We chose to use 10kΩ and 4.7kΩ resistors to create our voltage divider/makeshift logic level converter.
WIRING THE CIRCUIT
Wire the sensor and LCD to your Nano:
To connect the LCD pins to the Arduino Nano via a voltage divider, consult this schematic.
With the circuit wired up, it’s now time to upload some code. We used example 5 from the SparkFun library which reads and displays the pulse rate on the serial monitor. We have modified the code that you can find on our website so that it will display the data on the LCD, as well as the serial monitor.
In this configuration the device was capable of reading and displaying the pulse rate on the LCD however, due to the breadboard construction it was very prone to erroneous readings.

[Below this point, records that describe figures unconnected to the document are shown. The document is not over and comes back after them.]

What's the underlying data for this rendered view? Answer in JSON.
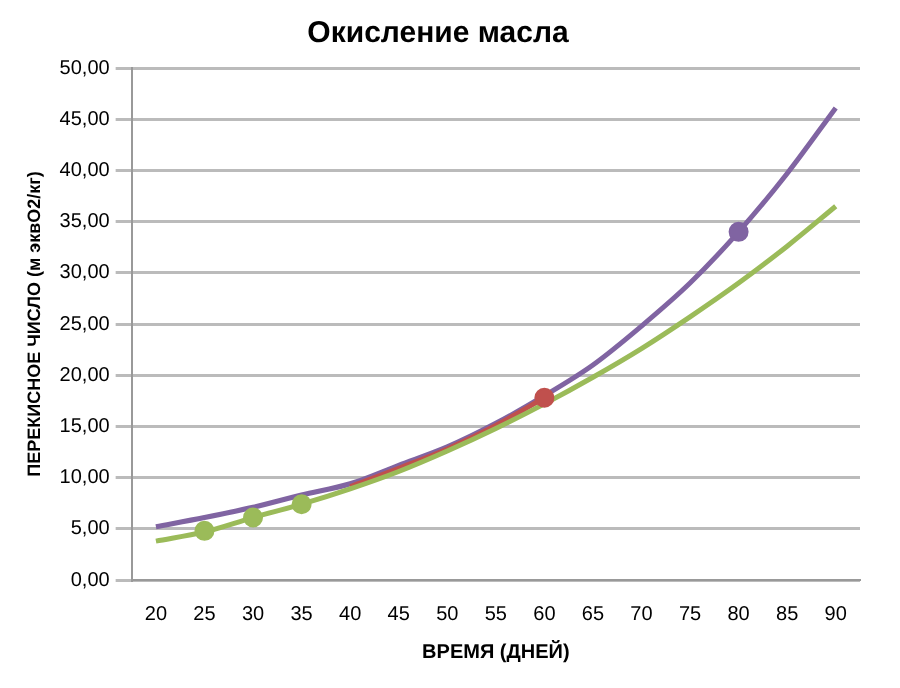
{
  "chart_data": {
    "type": "line",
    "title": "Окисление масла",
    "xlabel": "ВРЕМЯ (ДНЕЙ)",
    "ylabel": "ПЕРЕКИСНОЕ ЧИСЛО (м эквO2/кг)",
    "xlim": [
      17.5,
      92.5
    ],
    "xticks": [
      20,
      25,
      30,
      35,
      40,
      45,
      50,
      55,
      60,
      65,
      70,
      75,
      80,
      85,
      90
    ],
    "ylim": [
      0,
      50
    ],
    "yticks": [
      {
        "value": 0,
        "label": "0,00"
      },
      {
        "value": 5,
        "label": "5,00"
      },
      {
        "value": 10,
        "label": "10,00"
      },
      {
        "value": 15,
        "label": "15,00"
      },
      {
        "value": 20,
        "label": "20,00"
      },
      {
        "value": 25,
        "label": "25,00"
      },
      {
        "value": 30,
        "label": "30,00"
      },
      {
        "value": 35,
        "label": "35,00"
      },
      {
        "value": 40,
        "label": "40,00"
      },
      {
        "value": 45,
        "label": "45,00"
      },
      {
        "value": 50,
        "label": "50,00"
      }
    ],
    "grid": "y",
    "legend": false,
    "series": [
      {
        "marker": "none",
        "color": "#9bbb59",
        "x": [
          20,
          25,
          30,
          35,
          40,
          45,
          50,
          55,
          60,
          65,
          70,
          75,
          80,
          85,
          90
        ],
        "values": [
          3.8,
          4.7,
          6.1,
          7.4,
          8.9,
          10.6,
          12.6,
          14.8,
          17.2,
          19.8,
          22.6,
          25.7,
          29.0,
          32.6,
          36.5
        ]
      },
      {
        "marker": "none",
        "color": "#c0504d",
        "x": [
          40,
          45,
          50,
          55,
          60
        ],
        "values": [
          9.1,
          10.9,
          12.8,
          15.1,
          17.8
        ]
      },
      {
        "marker": "none",
        "color": "#8064a2",
        "x": [
          20,
          25,
          30,
          35,
          40,
          45,
          50,
          55,
          60,
          65,
          70,
          75,
          80,
          85,
          90
        ],
        "values": [
          5.2,
          6.1,
          7.1,
          8.3,
          9.4,
          11.2,
          13.0,
          15.3,
          18.0,
          21.0,
          24.8,
          29.0,
          34.0,
          39.7,
          46.1
        ]
      },
      {
        "type": "scatter",
        "marker": "circle",
        "color": "#9bbb59",
        "x": [
          25,
          30,
          35
        ],
        "values": [
          4.8,
          6.1,
          7.4
        ]
      },
      {
        "type": "scatter",
        "marker": "circle",
        "color": "#c0504d",
        "x": [
          60
        ],
        "values": [
          17.8
        ]
      },
      {
        "type": "scatter",
        "marker": "circle",
        "color": "#8064a2",
        "x": [
          80
        ],
        "values": [
          34.0
        ]
      }
    ]
  }
}
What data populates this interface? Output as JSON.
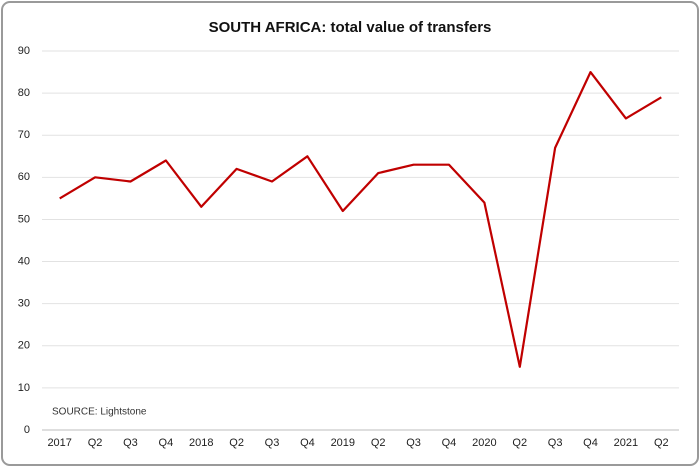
{
  "chart_data": {
    "type": "line",
    "title": "SOUTH AFRICA: total value of transfers",
    "annotation": "SOURCE: Lightstone",
    "categories": [
      "2017",
      "Q2",
      "Q3",
      "Q4",
      "2018",
      "Q2",
      "Q3",
      "Q4",
      "2019",
      "Q2",
      "Q3",
      "Q4",
      "2020",
      "Q2",
      "Q3",
      "Q4",
      "2021",
      "Q2"
    ],
    "values": [
      55,
      60,
      59,
      64,
      53,
      62,
      59,
      65,
      52,
      61,
      63,
      63,
      54,
      15,
      67,
      85,
      74,
      79
    ],
    "color": "#c00000",
    "ylim": [
      0,
      90
    ],
    "yticks": [
      0,
      10,
      20,
      30,
      40,
      50,
      60,
      70,
      80,
      90
    ],
    "grid": true
  }
}
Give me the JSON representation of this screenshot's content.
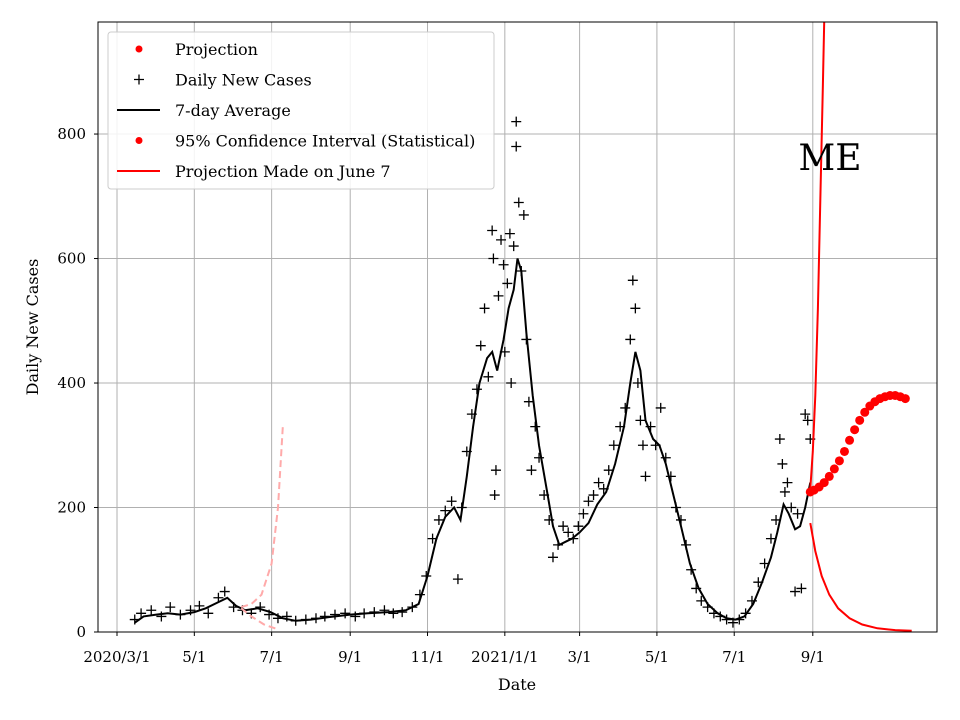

The sensor is very sensitive to movement, so to avoid erroneous readings, ensure to use the included length of ribbon and spring-loaded toggle to firmly hold your finger or toe securely to the sensor.
If you don’t have the sensor properly secured, the readings will be sporadic and nonsensical, which is a very common issue with these sensors and most high impedance sensors.
This diagram shows some common erroneous pulse oximeter readings that you can expect when viewing the SpO2 data in graphical/plotting form.
We tested the current demands of the circuit and module separately using our Powertech lab bench supply, Uni-T UT804 bench multimeter, and Digitech DMM. The entire circuit, including the Arduino Nano, Nokia 5110 LCD, and the heartbeat monitor consumed 31mA when supplied with 4.96V.
We measured the sensor by itself and found that the module would draw 4.69mA with nothing touching the sensor. When supplied with 5.13V, this changed slightly to 5.81mA when the sensor had a finger on the sensor.
The sensor does not automatically enter any power saving modes and the datasheet does not suggest that any are available. This current demand appears high for a device that you see used as portable wearable devices.
It may be possible to lower the current to the two LEDs, and adjust the sample rate in software, to drop the overall power consumption, however, we have not experimented with this. We also read that it is also possible to software shut down the device to which the device will draw less than 0.7μA. If you’re planning on making a portable wearable device, we recommend you look into these functions to reduce the size of the battery you would require.
All in all, for its $10 price point, this little sensor was enjoyable to experiment with. Whilst it’s clearly not going to replace a specifically designed medical device, it could be very useful for designing your own exercise routine, fitness tracker or even just logging your SpO2 and heartbeat for fun.